Hay Fever at the Guthrie Theater
Hay Fever (at the Guthrie, through April 22) belongs to the designers. Enter the Wurtele Thrust and behold – “Wow.” – Janet Bird‘s sumptuous, perfectly painted, gorgeously lit (by Philip S. Rosenberg) set. Paintings compete with rough drawings and eccentric props. Murals swirl – enough to draw your attention but never distracting. The floorplan is a wonder; there are a half dozen outstanding theatrical entrance/exits.
Ms. Bird has also designed the costumes. As each character enters you will marvel at how perfectly everything fits together. The set and costumes reveal more about the batty Blisses than Noel Coward, author of the entertaining though often frustrating play, could ever show you. Kudos to director Christopher Luscombe for keeping everything, the exquisite design and the acting, focused and precise.
The Guthrie has, arguably, the finest production department in the country (look at your program; there are at least 100 names). If you want to see what these artists can do with a large budget and a beautifully designed playing space, check out Hay Fever. You won’t be disappointed.
This is a fiendishly difficult play to do. Each member of the eccentric (and, of course, wealthy) Bliss family has invited a chum for the weekend, without bothering to inform the others. The four nervous victims, er, visitors arrive. They drink tea. After dinner, they play a hilariously nasty parlor game. The next day, they sneak away as (in an oft-employed Coward technique) the Blisses argue vociferously.
And that’s more or less it. Hay Fever, written in 1925, lacks the plot-rich screwiness that makes the American You Can’t Take It With You such a delight. This action-less, joke-free play is all about manners. The Blisses have a louche instinct for correct behavior while their visitors, provocations notwithstanding, do not. This is the source of much of the play’s comedy. “I give you to him,” Judith Bliss intones (twice). We know she’s play-acting, but the guests do not. Ha ha.

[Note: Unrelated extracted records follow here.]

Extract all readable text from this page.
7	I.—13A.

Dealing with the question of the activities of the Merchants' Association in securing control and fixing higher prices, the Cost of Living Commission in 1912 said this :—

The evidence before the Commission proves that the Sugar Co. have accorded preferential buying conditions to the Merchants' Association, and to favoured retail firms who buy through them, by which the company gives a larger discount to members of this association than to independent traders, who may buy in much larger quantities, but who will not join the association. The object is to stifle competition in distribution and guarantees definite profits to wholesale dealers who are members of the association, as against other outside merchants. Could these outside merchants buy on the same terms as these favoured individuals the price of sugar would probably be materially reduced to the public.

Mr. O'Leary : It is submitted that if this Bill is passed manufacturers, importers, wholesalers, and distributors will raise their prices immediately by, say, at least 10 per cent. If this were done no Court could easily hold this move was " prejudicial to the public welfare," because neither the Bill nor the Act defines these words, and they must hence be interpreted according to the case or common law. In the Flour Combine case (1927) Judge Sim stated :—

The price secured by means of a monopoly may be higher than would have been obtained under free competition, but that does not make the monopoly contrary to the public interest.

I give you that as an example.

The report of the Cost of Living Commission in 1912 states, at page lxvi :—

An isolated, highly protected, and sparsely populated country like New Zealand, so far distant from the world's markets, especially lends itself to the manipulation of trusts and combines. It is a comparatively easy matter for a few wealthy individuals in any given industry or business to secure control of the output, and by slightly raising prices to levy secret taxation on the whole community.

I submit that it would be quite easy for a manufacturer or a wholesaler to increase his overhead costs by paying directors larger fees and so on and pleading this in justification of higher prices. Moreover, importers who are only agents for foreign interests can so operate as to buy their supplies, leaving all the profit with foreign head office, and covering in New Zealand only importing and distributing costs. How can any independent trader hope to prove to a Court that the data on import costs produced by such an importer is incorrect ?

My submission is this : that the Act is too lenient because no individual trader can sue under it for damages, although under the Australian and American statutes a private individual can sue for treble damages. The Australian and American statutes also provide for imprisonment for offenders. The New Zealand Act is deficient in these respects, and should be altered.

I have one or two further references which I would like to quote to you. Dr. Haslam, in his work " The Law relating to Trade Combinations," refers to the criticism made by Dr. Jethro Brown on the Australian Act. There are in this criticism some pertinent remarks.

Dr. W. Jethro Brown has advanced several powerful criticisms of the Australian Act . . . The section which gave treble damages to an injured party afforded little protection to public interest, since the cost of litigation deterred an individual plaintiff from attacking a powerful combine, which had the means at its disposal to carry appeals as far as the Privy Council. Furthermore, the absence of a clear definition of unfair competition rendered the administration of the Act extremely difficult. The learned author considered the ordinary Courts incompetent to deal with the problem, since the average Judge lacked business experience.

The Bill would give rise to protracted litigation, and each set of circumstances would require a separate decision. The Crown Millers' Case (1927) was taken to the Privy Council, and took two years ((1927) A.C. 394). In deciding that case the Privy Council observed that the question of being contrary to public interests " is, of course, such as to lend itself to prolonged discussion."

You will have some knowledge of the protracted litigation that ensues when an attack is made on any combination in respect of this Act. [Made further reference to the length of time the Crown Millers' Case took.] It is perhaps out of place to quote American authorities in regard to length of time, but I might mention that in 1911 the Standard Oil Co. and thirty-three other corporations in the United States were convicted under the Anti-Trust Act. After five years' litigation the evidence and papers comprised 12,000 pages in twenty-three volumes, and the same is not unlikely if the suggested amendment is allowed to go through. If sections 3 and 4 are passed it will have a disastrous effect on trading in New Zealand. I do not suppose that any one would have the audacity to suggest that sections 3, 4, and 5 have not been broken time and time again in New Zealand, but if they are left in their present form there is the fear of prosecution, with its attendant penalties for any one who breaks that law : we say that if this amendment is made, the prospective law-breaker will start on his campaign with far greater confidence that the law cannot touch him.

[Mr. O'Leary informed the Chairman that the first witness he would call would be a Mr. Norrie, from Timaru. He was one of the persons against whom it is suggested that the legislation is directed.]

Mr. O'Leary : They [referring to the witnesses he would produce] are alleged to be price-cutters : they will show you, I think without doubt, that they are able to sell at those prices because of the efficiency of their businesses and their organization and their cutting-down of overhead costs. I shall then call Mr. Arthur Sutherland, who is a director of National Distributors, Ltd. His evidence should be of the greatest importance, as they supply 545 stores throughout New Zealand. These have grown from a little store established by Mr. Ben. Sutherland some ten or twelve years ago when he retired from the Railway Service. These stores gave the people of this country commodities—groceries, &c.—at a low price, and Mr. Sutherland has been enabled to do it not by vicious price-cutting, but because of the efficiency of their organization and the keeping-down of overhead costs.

Hay Fever requires exquisite performances, and the Guthrie cast does reasonably well. Harriet Harris doesn’t do the usual arch Coward posing; she plays Judith with surprising and refreshingly nasty zest. This took some getting-used-to, but it makes her unpredictable and great fun to watch. Simon Jones captures David Bliss perfectly, dotty and self-absorbed. The younger Blisses, played by Cat Walleck and John Skelley, haven’t achieved the full-blown weirdness of their parents, but they’re well on their way and we cheer them on.
The visitors are more vivid and I believe this results from Coward’s writing; these brittle characters grab our attention more forcefully. Charity Jones is a hoot as the oiled and coiffed Myra. John Catron, he of the goofy grin, is great fun as Sandy (though his British accent could use attention). Heidi Bakke and Matt Sullivan deliver the two best performances in the play, as out-of-her-element Jackie and as the squeakily proper Richard. Sullivan made me laugh constantly.
And, of course, the great Barbara Bryne plays the servant Clara.
In the mood for a comedy about English manners? Do you enjoy knock-’em-dead design? If the answer to either question is yes, Hay Fever is the play for you.